Michael hizo una pausa. Ella seguía sin decir palabra, desconcertada aún por la rapidez y el alcance de los hechos. Muchos nombres que figuraban en la lista eran de amigos suyos, de personas a quienes quería y admiraba.

—Hay algo que debo decirte —prosiguió él—. Cuando estuve esta mañana con Ronnie acepté una misión. Le he prometido ir a Alejandría. Hay algo que debemos averiguar allí y yo soy el único que puede hacerlo. Pero tengo miedo. Me da miedo dejarte aquí sola.

—Pues, entonces, voy contigo.

—No, eso tampoco sería prudente —dijo él negando con la cabeza.

—¿Por qué no?

—Ni hablar, Aisha. No me pidas eso ni me hagas preguntas.

—¿Porque es peligroso?

—Correríamos más peligro los dos —admitió él a regañadientes—, pero sobre todo tú.
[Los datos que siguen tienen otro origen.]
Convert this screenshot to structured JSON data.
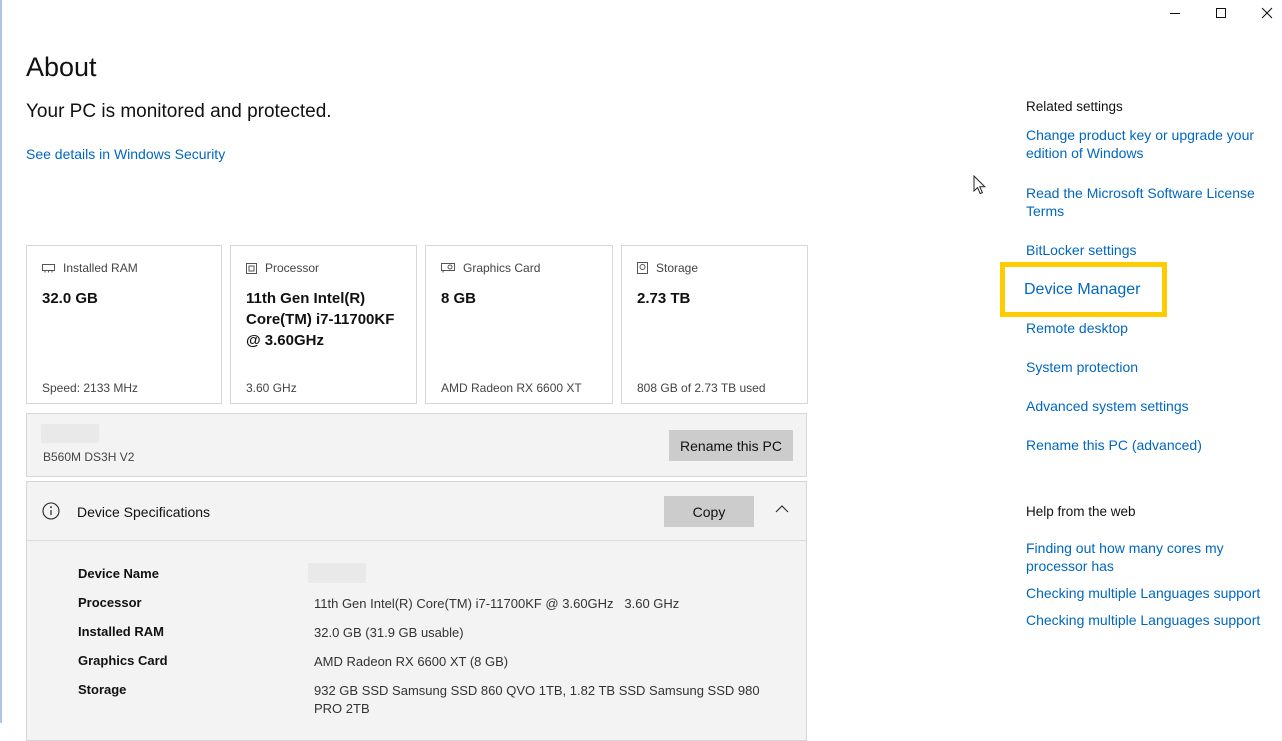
{
  "window": {
    "controls": [
      "minimize",
      "maximize",
      "close"
    ]
  },
  "page": {
    "title": "About",
    "protection_status": "Your PC is monitored and protected.",
    "security_link": "See details in Windows Security"
  },
  "cards": [
    {
      "label": "Installed RAM",
      "value": "32.0 GB",
      "sub": "Speed: 2133 MHz",
      "icon": "memory-icon"
    },
    {
      "label": "Processor",
      "value": "11th Gen Intel(R) Core(TM) i7-11700KF @ 3.60GHz",
      "sub": "3.60 GHz",
      "icon": "processor-icon"
    },
    {
      "label": "Graphics Card",
      "value": "8 GB",
      "sub": "AMD Radeon RX 6600 XT",
      "icon": "graphics-card-icon"
    },
    {
      "label": "Storage",
      "value": "2.73 TB",
      "sub": "808 GB of 2.73 TB used",
      "icon": "storage-icon"
    }
  ],
  "pc_name": {
    "model": "B560M DS3H V2",
    "rename_button": "Rename this PC"
  },
  "device_specs": {
    "header": "Device Specifications",
    "copy_button": "Copy",
    "rows": [
      {
        "key": "Device Name",
        "value": ""
      },
      {
        "key": "Processor",
        "value": "11th Gen Intel(R) Core(TM) i7-11700KF @ 3.60GHz   3.60 GHz"
      },
      {
        "key": "Installed RAM",
        "value": "32.0 GB (31.9 GB usable)"
      },
      {
        "key": "Graphics Card",
        "value": "AMD Radeon RX 6600 XT (8 GB)"
      },
      {
        "key": "Storage",
        "value": "932 GB SSD Samsung SSD 860 QVO 1TB, 1.82 TB SSD Samsung SSD 980 PRO 2TB"
      }
    ]
  },
  "related_settings": {
    "header": "Related settings",
    "links": [
      "Change product key or upgrade your edition of Windows",
      "Read the Microsoft Software License Terms",
      "BitLocker settings",
      "Device Manager",
      "Remote desktop",
      "System protection",
      "Advanced system settings",
      "Rename this PC (advanced)"
    ]
  },
  "help_from_web": {
    "header": "Help from the web",
    "links": [
      "Finding out how many cores my processor has",
      "Checking multiple Languages support",
      "Checking multiple Languages support"
    ]
  },
  "colors": {
    "link": "#0067c0",
    "highlight": "#ffcc00",
    "button": "#cccccc",
    "panel": "#f3f3f3"
  }
}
—¿Y por qué vas a poder correr tú riesgos y yo no? ¿Quién dice que haya de ser así? —replicó Aisha, visiblemente furiosa al ver que la trataba como la habían tratado todos los hombres desde niña—. ¿Porque tú eres un hombre y yo no? A eso se reduce todo, ¿no?

—No —contestó Michael, disgustado por haberla enfurecido—. Yo no pienso así, pero soy un profesional. A mí me han preparado para defenderme; a ti, no. No tiene nada que ver con el hecho de ser hombre o mujer. Si fueses un hombre tampoco te dejaría acompañarme; pero si fueses una agente y yo necesitase ayuda, te llevaría conmigo. Es una misión peligrosa y no puedo permitirme ir con alguien que pueda cometer errores. Con alguien que ocupa todos mis pensamientos. No quiero… No quiero que te maten, Aisha.

—¿Por qué vas entonces?

No era fácil explicarlo, ni justificarlo; ni siquiera a sí mismo. Pero lo intentó. Le contó lo de los atentados; lo del tren, las muñecas y los libros ensangrentados; lo del infiltrado en la oficina central de Inteligencia de Vauxhall House y el incalculable daño que podía causar.
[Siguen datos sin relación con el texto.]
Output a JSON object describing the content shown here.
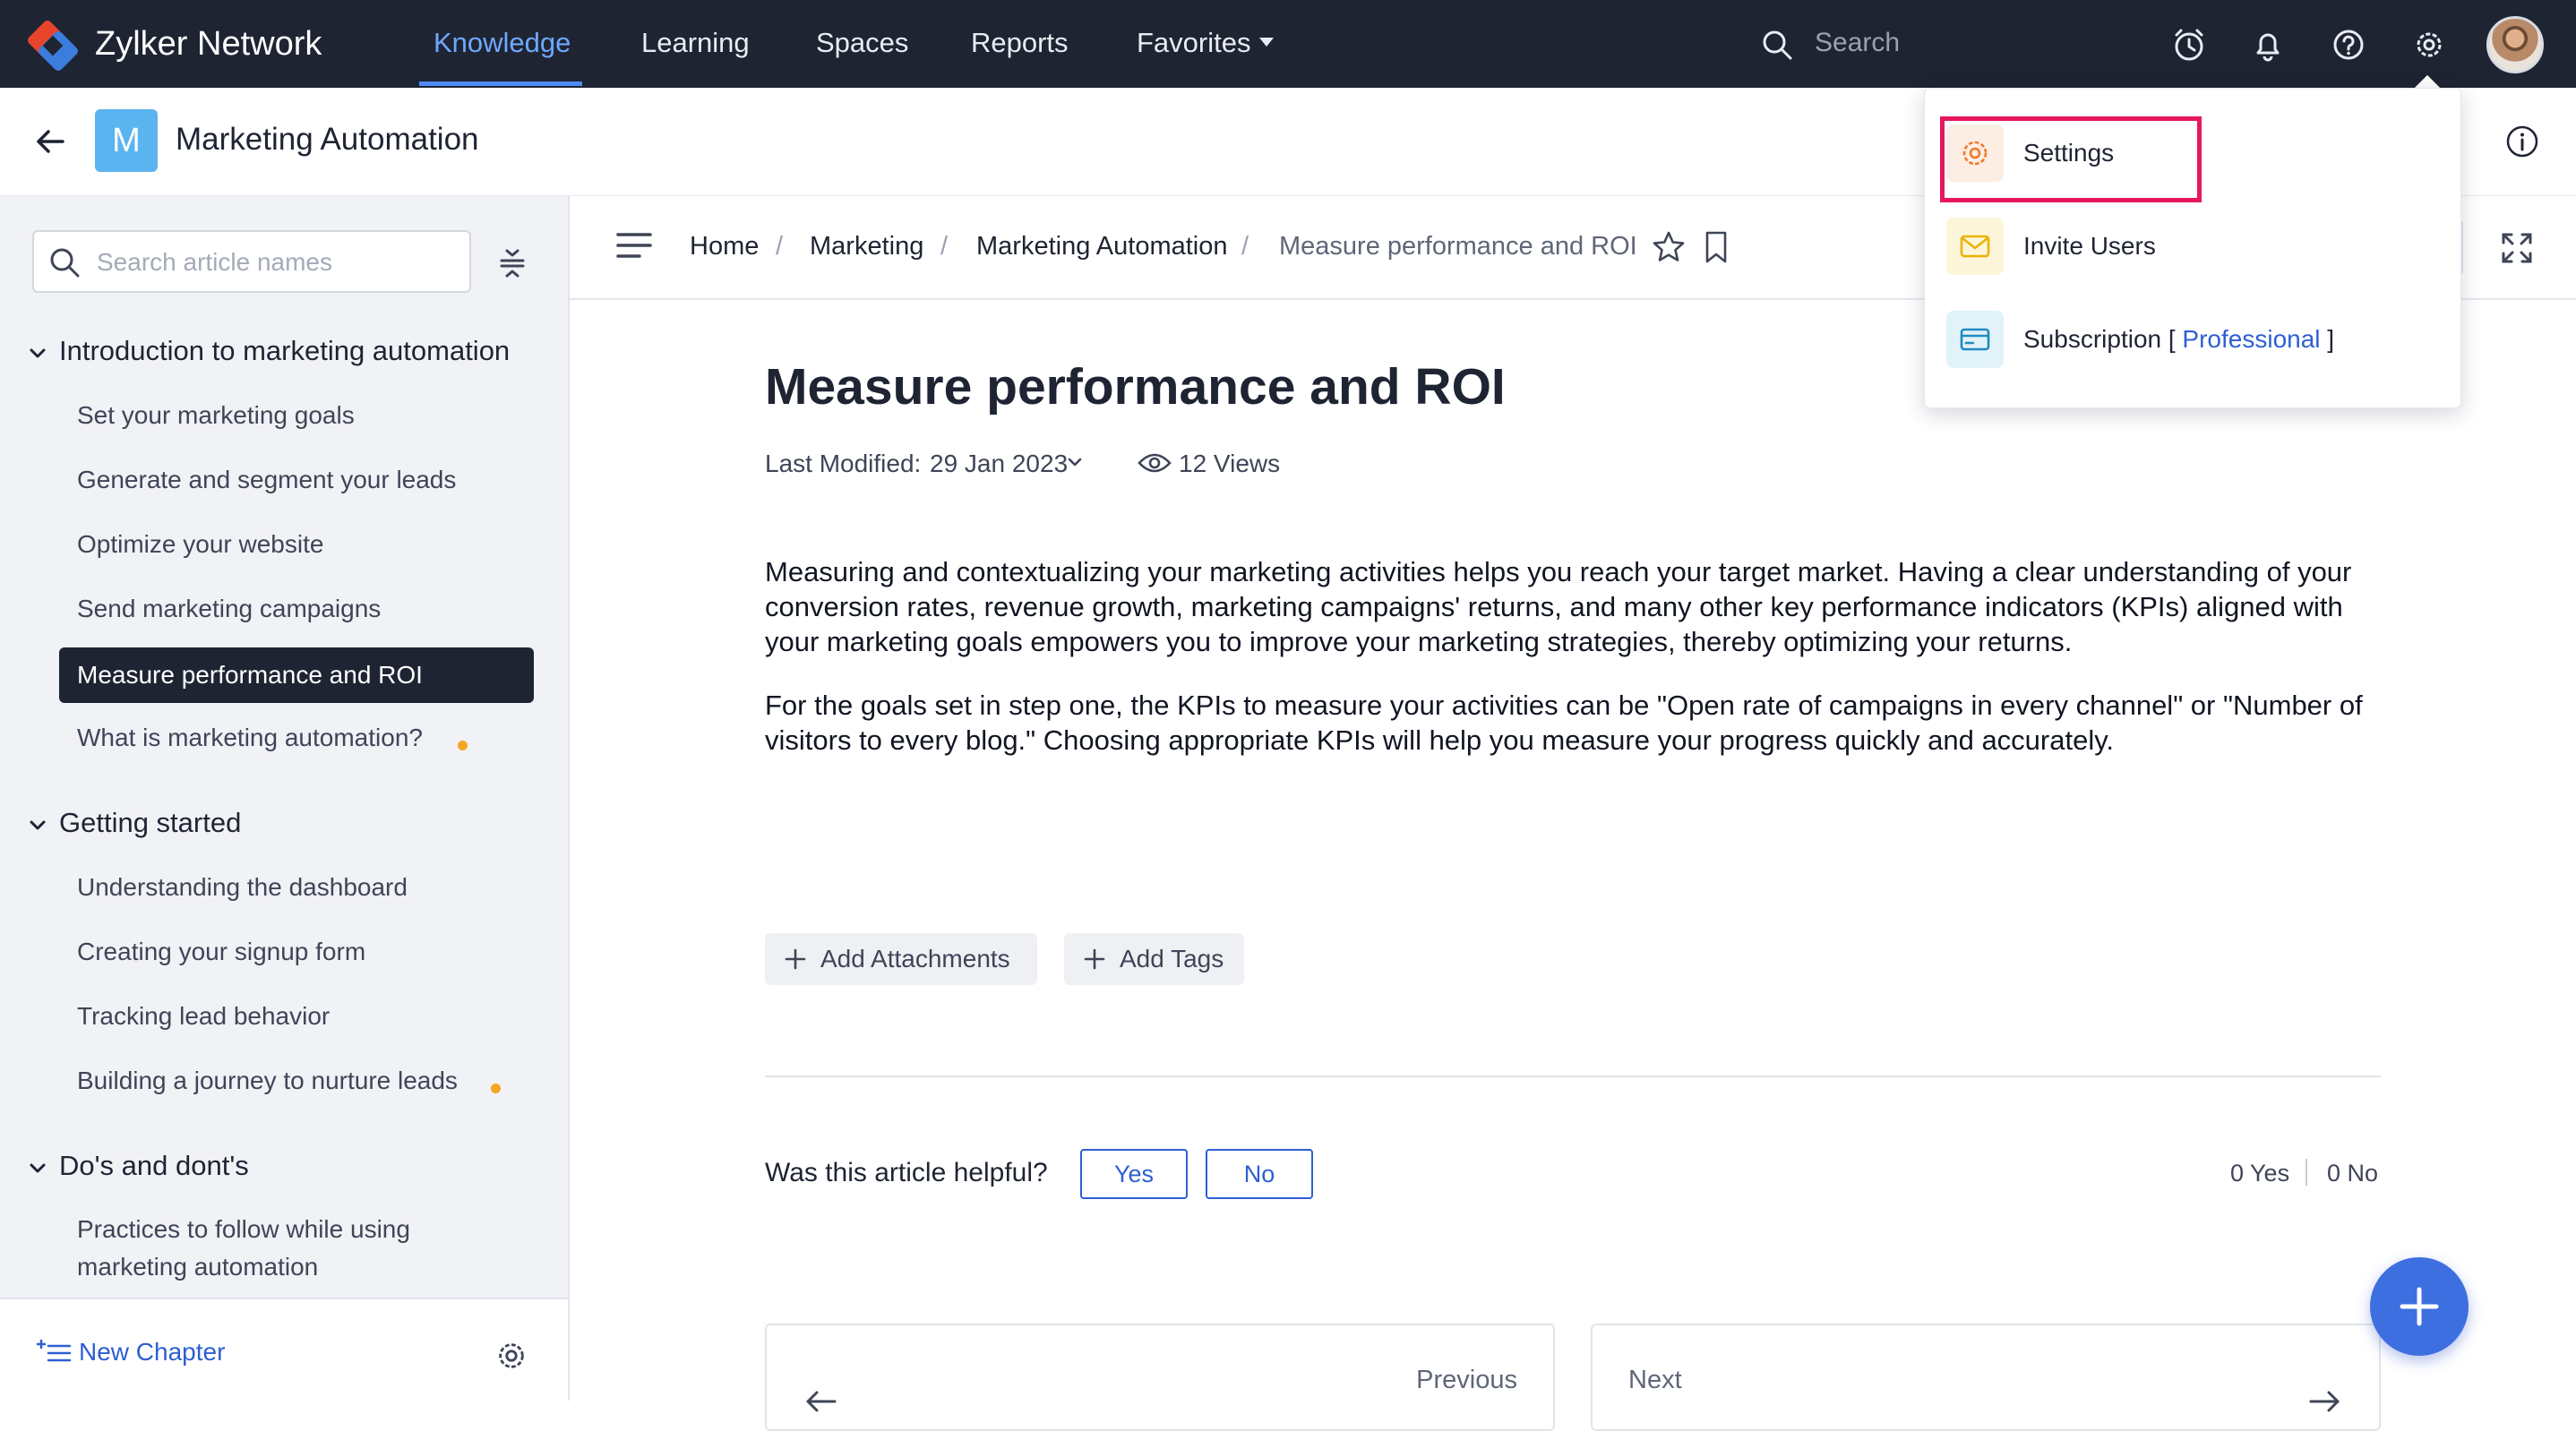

—No sólo en Londres, Aisha, o en Inglaterra. Aquí también. Acaso aquí más que en ninguna otra parte. Quienquiera que sea el tal al-Qurtubi, sea lo que fuere, creo que puede resultar infinitamente más peligroso que todos los que están detrás de este golpe. Actuamos contrarreloj y nadie enviará a la caballería para rescatarnos. Esta gente no supone una amenaza para los suministros de petróleo de Occidente; no tienen armas nucleares. Van a limitarse a matar a muchos egipcios y a hacerles la vida insoportable a muchos más. Nadie entrará en una guerra por esto.